O anúncio foi feito em uma encenação marcial, com Putin vestindo uniforme camuflado para ser informado por seus generais, um dia antes de receber uma nova proposta de paz do enviado do governo de Donald Trump.
Múltiplos Avanços e Confiança Militar

Além de Pokrovsk, o exército russo divulgou a tomada de Vovtchansk, em Kharkiv (norte), e avanços em diversas áreas da frente de batalha.
- Estratégia Russa: A escalada sugere que Putin foi convencido por seus generais de que a Rússia pode vencer a guerra militarmente. Essa demonstração de força visa fortalecer a posição de Putin na reunião desta terça-feira (2) com o enviado de Trump, Steve Witkoff.
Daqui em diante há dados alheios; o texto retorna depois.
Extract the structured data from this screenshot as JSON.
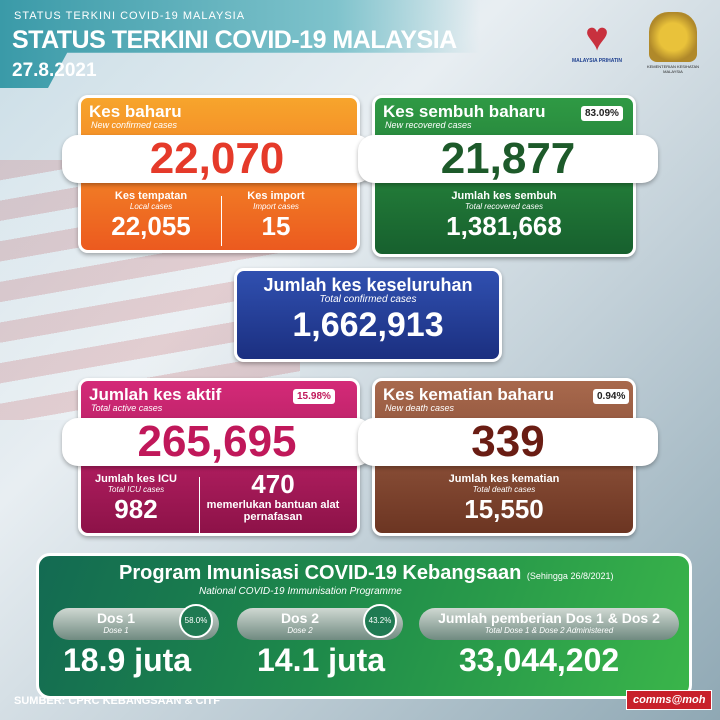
{
  "header": {
    "small_title": "STATUS TERKINI COVID-19 MALAYSIA",
    "title": "STATUS TERKINI COVID-19 MALAYSIA",
    "date": "27.8.2021",
    "logo_left": "MALAYSIA PRIHATIN",
    "logo_right": "KEMENTERIAN KESIHATAN MALAYSIA"
  },
  "new_cases": {
    "title": "Kes baharu",
    "subtitle": "New confirmed cases",
    "value": "22,070",
    "local_label": "Kes tempatan",
    "local_sub": "Local cases",
    "local_value": "22,055",
    "import_label": "Kes import",
    "import_sub": "Import cases",
    "import_value": "15"
  },
  "recovered": {
    "title": "Kes sembuh baharu",
    "subtitle": "New recovered cases",
    "percent": "83.09%",
    "value": "21,877",
    "total_label": "Jumlah kes sembuh",
    "total_sub": "Total recovered cases",
    "total_value": "1,381,668"
  },
  "total": {
    "title": "Jumlah kes keseluruhan",
    "subtitle": "Total confirmed cases",
    "value": "1,662,913"
  },
  "active": {
    "title": "Jumlah kes aktif",
    "subtitle": "Total active cases",
    "percent": "15.98%",
    "value": "265,695",
    "icu_label": "Jumlah kes ICU",
    "icu_sub": "Total ICU cases",
    "icu_value": "982",
    "vent_value": "470",
    "vent_label": "memerlukan bantuan alat pernafasan"
  },
  "deaths": {
    "title": "Kes kematian baharu",
    "subtitle": "New death cases",
    "percent": "0.94%",
    "value": "339",
    "total_label": "Jumlah kes kematian",
    "total_sub": "Total death cases",
    "total_value": "15,550"
  },
  "immunisation": {
    "title": "Program Imunisasi COVID-19 Kebangsaan",
    "as_of": "(Sehingga 26/8/2021)",
    "subtitle": "National COVID-19 Immunisation Programme",
    "dose1_label": "Dos 1",
    "dose1_sub": "Dose 1",
    "dose1_percent": "58.0%",
    "dose1_value": "18.9 juta",
    "dose2_label": "Dos 2",
    "dose2_sub": "Dose 2",
    "dose2_percent": "43.2%",
    "dose2_value": "14.1 juta",
    "total_label": "Jumlah pemberian Dos 1 & Dos 2",
    "total_sub": "Total Dose 1 & Dose 2 Administered",
    "total_value": "33,044,202"
  },
  "footer": {
    "source": "SUMBER: CPRC KEBANGSAAN & CITF",
    "brand": "comms@moh"
  },
  "colors": {
    "new_cases": "#f07a24",
    "recovered": "#1f7f3a",
    "total": "#1f3f9a",
    "active": "#b3185a",
    "deaths": "#8a4a32"
  }
}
- Área Tampão: Putin também determinou a criação de uma área tampão na fronteira sul-russa e norte-ucraniana, medida que não estava em sua lista oficial de demandas de paz, mas que reforça sua posição de poder.
Consequências para Kiev


A queda de Pokrovsk pode ser um desastre logístico para a Ucrânia. A cidade, que já teve mais de 60 mil habitantes, era o principal centro de distribuição logística por vias férreas e estradas para as forças de Volodimir Zelenski na região de Donetsk.
- Exposição do Flanco: A derrota expõe o flanco das cidades remanescentes controladas pela Ucrânia na região. Analistas preveem que Moscou pode tentar um cerco para expulsar os rivais da área.
- Fragilidade Política: A ofensiva militar ocorre em um momento de fragilidade política para Zelenski, que recentemente demitiu seu negociador-chefe, Andrii Iermak, após uma ação anticorrupção.
- Ação Tática: A conquista de Pokrovsk é vista como a culminação da aplicação de novas táticas de combate russas, adaptadas a um ambiente saturado por drones.
Apesar da busca de apoio de Zelenski em Paris junto a Emmanuel Macron, a chave para o desfecho da guerra agora recai sobre o enviado de Trump, que traz uma proposta revisada (moderada, mas que Putin já rejeitou). A matemática das baixas favorece o Kremlin, que possui mais mão de obra fardada.